Он погладил меня по щеке указательным пальцем:

— Милая, именно так говорят все. Это просто фантастика. Почему вам, женщинам, необходимо волноваться о том, что будет потом? Вы портите этот чудесный миг, Крис. Не занимайтесь психоанализом, оставайтесь верны своей натуре. Я вовсе не пытаюсь делать вид, что семейная жизнь доставляет мне столько же радости, как и десять лет назад, хотя я все еще счастлив с Пен. А вы совершенно явно не получаете от Чарльза того, что вам нужно. Мужчины по самой своей природе склонны к полигамии, что бы там ни говорилось на этот счет в молитвенниках или уголовных кодексах. Существует бессчетное множество мужчин, в глубине души согласных со мной, но боящихся открыто в этом признаться.

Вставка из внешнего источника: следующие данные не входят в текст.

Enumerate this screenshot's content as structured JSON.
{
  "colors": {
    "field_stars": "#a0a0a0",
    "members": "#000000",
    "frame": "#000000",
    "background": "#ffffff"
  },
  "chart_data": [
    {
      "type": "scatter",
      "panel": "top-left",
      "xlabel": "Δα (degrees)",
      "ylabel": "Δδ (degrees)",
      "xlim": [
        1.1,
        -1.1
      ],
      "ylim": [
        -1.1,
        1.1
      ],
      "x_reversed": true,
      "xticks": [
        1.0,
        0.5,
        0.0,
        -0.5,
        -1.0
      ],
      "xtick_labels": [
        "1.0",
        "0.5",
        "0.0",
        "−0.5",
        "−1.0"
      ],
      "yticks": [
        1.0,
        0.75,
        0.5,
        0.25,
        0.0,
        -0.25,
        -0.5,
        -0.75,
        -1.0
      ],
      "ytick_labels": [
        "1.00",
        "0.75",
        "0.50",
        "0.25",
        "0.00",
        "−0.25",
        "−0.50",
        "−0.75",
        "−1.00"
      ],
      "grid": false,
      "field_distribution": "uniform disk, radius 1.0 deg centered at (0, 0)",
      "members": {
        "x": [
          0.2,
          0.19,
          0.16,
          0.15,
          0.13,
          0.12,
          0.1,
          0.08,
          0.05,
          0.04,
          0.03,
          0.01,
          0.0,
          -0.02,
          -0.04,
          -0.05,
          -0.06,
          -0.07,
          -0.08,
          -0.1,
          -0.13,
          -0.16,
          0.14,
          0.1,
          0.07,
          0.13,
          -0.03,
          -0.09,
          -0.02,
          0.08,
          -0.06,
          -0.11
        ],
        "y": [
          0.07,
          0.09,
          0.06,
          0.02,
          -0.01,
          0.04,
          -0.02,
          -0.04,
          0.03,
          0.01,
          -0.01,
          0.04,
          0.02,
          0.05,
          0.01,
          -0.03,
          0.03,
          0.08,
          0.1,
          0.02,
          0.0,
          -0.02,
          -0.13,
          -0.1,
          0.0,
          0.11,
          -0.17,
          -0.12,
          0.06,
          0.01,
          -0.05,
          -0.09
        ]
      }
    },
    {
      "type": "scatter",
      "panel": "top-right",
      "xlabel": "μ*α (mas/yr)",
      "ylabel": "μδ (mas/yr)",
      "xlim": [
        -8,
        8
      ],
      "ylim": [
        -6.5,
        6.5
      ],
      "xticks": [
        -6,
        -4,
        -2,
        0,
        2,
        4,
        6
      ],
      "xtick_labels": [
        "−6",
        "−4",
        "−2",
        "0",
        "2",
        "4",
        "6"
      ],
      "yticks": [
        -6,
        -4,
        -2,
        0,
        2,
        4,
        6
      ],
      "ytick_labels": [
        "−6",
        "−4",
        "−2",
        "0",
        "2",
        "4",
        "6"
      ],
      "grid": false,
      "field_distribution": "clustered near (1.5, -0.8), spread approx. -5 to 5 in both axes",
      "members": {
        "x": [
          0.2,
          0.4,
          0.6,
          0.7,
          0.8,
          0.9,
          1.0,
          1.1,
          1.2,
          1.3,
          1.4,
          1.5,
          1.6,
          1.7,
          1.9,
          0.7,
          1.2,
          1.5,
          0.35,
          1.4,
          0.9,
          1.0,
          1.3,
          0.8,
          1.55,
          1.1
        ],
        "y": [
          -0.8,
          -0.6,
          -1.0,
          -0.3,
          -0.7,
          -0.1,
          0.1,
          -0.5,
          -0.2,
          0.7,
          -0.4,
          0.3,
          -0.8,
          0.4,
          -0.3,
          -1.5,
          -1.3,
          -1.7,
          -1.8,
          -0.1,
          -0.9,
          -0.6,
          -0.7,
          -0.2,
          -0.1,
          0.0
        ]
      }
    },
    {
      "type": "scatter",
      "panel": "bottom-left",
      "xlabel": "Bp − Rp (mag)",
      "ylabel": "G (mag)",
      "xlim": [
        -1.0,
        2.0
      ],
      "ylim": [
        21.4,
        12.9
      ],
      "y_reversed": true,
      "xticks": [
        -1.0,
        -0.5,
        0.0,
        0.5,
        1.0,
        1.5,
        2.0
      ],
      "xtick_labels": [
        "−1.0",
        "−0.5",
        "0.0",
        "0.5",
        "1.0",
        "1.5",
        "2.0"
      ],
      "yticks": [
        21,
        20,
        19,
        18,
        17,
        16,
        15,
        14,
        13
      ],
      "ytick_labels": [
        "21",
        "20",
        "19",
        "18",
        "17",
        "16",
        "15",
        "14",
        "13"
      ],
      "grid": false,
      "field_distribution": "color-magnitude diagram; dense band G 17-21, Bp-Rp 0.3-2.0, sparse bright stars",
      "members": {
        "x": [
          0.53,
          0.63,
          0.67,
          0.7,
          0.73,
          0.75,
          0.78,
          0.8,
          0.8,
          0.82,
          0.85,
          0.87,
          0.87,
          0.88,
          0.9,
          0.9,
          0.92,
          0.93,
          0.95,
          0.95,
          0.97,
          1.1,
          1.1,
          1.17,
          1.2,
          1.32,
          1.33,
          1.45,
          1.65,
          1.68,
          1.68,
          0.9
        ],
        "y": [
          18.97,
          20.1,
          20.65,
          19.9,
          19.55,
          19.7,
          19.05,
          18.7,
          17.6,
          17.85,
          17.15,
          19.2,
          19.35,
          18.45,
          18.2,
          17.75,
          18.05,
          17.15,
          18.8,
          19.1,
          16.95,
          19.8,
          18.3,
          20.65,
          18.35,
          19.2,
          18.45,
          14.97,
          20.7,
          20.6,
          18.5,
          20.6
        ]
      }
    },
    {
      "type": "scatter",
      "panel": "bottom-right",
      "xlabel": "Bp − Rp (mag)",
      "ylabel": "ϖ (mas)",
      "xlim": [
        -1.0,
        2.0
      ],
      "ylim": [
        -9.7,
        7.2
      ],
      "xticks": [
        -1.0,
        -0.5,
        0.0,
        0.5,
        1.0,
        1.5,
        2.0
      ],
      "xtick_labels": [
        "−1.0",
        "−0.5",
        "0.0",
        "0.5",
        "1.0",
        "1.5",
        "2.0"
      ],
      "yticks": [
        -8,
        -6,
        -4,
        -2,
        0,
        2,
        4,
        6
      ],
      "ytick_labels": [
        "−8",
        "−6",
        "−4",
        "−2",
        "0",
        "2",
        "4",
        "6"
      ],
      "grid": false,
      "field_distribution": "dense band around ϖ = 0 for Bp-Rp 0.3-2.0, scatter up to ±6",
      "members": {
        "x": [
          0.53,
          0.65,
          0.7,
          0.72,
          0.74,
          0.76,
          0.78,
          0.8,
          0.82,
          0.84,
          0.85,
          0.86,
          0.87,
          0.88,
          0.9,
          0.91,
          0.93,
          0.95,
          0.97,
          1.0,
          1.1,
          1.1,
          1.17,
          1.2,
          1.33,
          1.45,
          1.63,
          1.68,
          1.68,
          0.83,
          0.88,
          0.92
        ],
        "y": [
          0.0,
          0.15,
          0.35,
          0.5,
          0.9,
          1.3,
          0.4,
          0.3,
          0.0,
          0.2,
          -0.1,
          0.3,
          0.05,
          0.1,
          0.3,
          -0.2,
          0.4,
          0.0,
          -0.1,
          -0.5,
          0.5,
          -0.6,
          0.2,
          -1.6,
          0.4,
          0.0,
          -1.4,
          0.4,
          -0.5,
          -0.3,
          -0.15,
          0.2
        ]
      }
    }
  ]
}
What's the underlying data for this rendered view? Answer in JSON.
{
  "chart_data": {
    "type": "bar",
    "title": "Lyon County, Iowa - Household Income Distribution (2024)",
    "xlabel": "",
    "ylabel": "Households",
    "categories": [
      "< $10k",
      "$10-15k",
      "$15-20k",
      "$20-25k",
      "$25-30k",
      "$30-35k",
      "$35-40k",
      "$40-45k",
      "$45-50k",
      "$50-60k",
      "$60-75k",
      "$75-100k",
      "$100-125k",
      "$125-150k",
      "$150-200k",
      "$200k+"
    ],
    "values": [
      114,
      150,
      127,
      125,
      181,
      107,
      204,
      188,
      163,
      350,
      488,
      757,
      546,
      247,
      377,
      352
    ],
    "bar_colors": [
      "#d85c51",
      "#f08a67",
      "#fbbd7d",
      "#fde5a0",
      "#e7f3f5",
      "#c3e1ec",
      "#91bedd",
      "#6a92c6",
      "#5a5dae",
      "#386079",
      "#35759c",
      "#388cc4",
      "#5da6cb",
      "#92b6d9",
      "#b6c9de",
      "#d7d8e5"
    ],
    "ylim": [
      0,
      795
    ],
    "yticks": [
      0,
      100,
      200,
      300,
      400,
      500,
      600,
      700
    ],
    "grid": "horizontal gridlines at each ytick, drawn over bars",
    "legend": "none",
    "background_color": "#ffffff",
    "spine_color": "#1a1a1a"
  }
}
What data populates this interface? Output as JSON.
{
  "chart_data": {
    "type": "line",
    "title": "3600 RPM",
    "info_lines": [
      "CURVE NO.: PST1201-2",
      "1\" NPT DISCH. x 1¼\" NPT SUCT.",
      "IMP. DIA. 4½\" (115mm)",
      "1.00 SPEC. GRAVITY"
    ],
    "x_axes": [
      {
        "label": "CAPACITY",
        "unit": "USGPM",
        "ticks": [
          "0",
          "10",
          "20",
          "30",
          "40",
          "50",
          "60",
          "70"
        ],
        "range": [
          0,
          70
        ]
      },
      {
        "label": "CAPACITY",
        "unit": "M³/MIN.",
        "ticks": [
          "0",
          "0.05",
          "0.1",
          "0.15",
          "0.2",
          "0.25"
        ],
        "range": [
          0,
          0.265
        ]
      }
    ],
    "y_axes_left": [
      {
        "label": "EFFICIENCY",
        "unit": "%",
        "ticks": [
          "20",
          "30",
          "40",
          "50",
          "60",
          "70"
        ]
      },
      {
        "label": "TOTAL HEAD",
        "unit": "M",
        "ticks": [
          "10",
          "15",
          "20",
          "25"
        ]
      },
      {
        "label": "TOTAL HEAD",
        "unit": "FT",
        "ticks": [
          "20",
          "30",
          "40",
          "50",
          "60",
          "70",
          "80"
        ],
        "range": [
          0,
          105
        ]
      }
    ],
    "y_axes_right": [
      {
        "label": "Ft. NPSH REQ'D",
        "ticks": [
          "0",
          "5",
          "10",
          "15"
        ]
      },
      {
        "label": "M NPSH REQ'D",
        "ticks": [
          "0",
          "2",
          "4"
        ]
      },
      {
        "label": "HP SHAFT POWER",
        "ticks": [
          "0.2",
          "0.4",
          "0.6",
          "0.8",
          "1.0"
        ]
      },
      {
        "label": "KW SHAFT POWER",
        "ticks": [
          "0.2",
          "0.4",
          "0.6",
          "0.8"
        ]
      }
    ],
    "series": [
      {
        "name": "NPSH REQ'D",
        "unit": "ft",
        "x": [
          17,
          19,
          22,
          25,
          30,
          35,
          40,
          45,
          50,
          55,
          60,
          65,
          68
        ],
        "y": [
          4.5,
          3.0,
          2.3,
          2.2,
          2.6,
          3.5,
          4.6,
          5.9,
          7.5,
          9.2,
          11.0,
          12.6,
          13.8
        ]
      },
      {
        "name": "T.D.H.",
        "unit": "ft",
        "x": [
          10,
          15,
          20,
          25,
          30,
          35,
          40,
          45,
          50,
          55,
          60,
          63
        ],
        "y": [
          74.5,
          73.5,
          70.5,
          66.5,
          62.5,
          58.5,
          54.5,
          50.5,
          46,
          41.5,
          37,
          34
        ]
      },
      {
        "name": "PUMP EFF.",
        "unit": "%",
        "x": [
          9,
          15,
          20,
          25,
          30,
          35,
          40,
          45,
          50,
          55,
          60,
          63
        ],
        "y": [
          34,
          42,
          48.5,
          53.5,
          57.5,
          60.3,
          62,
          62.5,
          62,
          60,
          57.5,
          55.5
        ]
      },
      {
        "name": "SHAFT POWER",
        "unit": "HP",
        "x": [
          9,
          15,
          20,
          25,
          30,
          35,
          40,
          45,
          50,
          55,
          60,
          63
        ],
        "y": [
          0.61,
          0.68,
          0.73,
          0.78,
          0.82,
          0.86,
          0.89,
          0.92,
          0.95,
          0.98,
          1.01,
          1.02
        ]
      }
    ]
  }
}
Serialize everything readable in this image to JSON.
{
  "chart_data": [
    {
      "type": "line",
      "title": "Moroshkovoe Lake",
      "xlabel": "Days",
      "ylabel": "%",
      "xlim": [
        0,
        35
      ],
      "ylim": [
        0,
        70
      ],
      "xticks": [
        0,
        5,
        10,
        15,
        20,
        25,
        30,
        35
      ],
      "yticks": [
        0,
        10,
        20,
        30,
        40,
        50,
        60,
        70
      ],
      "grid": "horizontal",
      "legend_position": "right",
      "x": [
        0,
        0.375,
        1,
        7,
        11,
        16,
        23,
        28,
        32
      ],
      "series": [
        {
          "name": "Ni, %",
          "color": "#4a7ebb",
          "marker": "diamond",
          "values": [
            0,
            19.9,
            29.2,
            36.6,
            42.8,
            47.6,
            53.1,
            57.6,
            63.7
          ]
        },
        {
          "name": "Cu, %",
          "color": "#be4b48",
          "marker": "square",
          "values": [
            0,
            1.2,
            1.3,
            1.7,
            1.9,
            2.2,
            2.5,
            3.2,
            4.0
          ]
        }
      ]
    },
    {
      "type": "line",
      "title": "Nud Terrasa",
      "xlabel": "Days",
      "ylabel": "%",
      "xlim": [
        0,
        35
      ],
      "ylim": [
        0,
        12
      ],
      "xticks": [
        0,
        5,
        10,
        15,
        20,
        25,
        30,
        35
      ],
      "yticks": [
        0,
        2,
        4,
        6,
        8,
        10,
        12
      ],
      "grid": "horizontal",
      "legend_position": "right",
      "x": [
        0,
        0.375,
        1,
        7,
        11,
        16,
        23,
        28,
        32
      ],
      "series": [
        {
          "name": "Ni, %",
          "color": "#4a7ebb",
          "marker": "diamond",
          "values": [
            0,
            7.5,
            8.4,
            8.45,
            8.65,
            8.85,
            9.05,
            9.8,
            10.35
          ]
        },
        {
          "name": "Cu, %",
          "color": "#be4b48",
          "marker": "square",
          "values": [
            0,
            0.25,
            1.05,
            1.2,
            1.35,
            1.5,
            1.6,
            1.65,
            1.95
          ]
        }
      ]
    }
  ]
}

— Мне постоянно твердят о том, что мужчины склонны к полигамии по самой своей природе, — заметила я. — А вы не считаете, что и женщины тоже таковы? Нет! Я уверена, вы придете в ярость от одной мысли, что Пинелопи требуется какая-то связь на стороне потому, что после десяти лет вы ей прискучили.

Дигби не рассердился. Добродушие не изменяло ему. Он закинул голову и от души расхохотался:

— Какая блистательная идея! Я наскучил Пинелопи. Поверьте мне, дорогая, нисколечко!

Я ответила:

— Вы просто до ужаса самодовольны. Но предположите, что это все-таки случилось: вы ее не удовлетворяете, не доставляете ей радость, и она пустилась в игры и развлечения с каким-нибудь другим мужчиной. Вы согласились бы распространить на нее вашу теорию насчет инстинктивной тяги к полигамии?